Au cœur de la rade de Brest, sur la base sous-marine de l’Île Longue, le 2 mars dernier, Emmanuel Macron a exposé sa politique de durcissement en matière de dissuasion nucléaire, avec un nouveau concept, celui de ‘’dissuasion nucléaire avancée’’ proposé à 8 pays européens.
Derrière les mots de stratégie et de souveraineté, le président de la République a surtout réaffirmé un choix politique ; En mettant en scène la force nucléaire française au moment même où les attaques se multiplient en Iran et dans toute la région, Emmanuel Macron installe l’idée que l’arme nucléaire devient un instrument plus central, plus assumé, de la stratégie politique de la France.

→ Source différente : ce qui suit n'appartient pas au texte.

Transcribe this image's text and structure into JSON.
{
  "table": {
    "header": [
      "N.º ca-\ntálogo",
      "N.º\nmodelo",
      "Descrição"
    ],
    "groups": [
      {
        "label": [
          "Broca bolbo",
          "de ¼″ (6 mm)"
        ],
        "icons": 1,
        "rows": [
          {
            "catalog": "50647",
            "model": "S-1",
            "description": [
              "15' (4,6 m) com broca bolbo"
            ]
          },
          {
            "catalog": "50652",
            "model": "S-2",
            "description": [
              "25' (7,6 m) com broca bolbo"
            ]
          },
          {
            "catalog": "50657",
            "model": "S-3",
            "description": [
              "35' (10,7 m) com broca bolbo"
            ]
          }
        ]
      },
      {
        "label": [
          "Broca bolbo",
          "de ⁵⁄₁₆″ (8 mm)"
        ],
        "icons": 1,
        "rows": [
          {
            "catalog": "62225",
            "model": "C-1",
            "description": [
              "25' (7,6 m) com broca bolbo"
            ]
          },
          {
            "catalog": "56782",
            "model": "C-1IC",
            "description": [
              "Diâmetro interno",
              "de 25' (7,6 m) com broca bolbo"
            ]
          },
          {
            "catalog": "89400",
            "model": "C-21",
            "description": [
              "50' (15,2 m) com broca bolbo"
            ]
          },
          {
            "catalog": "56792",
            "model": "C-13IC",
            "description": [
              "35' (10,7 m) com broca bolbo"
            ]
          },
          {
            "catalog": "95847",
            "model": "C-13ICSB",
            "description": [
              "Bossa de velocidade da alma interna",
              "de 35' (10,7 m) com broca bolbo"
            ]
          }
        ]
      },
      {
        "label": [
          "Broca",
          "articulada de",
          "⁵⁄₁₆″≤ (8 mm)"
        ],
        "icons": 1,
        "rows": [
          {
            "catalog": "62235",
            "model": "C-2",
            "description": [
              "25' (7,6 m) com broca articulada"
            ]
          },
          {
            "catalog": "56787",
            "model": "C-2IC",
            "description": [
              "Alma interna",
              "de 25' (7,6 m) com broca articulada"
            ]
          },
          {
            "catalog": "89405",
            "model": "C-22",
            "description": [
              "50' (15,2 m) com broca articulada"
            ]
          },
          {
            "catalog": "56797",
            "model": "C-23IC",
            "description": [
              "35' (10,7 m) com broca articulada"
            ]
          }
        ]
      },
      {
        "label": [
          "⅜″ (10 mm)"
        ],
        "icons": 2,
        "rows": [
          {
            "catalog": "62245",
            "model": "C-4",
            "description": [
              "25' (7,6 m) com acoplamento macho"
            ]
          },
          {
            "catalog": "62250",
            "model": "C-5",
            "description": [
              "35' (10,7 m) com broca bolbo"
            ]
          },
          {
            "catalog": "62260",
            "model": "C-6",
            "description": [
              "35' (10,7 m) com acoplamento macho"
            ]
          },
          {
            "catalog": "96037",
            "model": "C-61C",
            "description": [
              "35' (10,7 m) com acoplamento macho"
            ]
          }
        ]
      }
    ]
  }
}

Le message n’est plus seulement celui d’une assurance ultime, il devient celui d’une puissance nucléaire revendiquée, presque démonstrative, en se vantant d’avoir un sous-marin « capable d’une puissance de frappe équivalente à la somme de toutes les bombes tombées en Europe pendant la Seconde guerre mondiale, soit près de 1000 fois la puissance des premières bombes nucléaires ». Le Président a montré les muscles en exhibant le Téméraire qui prendra la mer dans quelques jours, et en annonçant l’Invincible nouveau sous-marin nucléaire lanceur d’engin, 3ème génération.
Il se voulait solennel et rassurant. Il a été en réalité profondément inquiétant et menaçant. « Pour être libre il faut être craint, et pour être craint, il faut être puissant » a-t-il martelé.
Au moment où le monde est traversé par des tensions inédites depuis la fin de la guerre froide, fallait-il vraiment envoyer ce signal ? En réaffirmant la centralité de l’arme nucléaire dans la stratégie française, Emmanuel Macron contribue à banaliser ce qui devrait au contraire rester l’ultime tabou : la capacité d’anéantir des millions de vies humaines en quelques minutes. Le souvenir d’Hiroshima et Nagasaki nous hante pourtant encore.
La dissuasion nucléaire repose sur une fiction morale et politique : la paix par la peur, la stabilité par la menace d’anéantissement. On nous explique depuis des décennies que cet équilibre de la terreur serait le garant de notre sécurité. Mais il suffit d’observer la réalité du monde pour mesurer combien cette certitude est fragile. Les arsenaux se modernisent, les doctrines se durcissent et parallèlement les tensions entre puissances s’exacerbent. La logique de la dissuasion nourrit elle-même la course aux armements qu’elle prétend empêcher.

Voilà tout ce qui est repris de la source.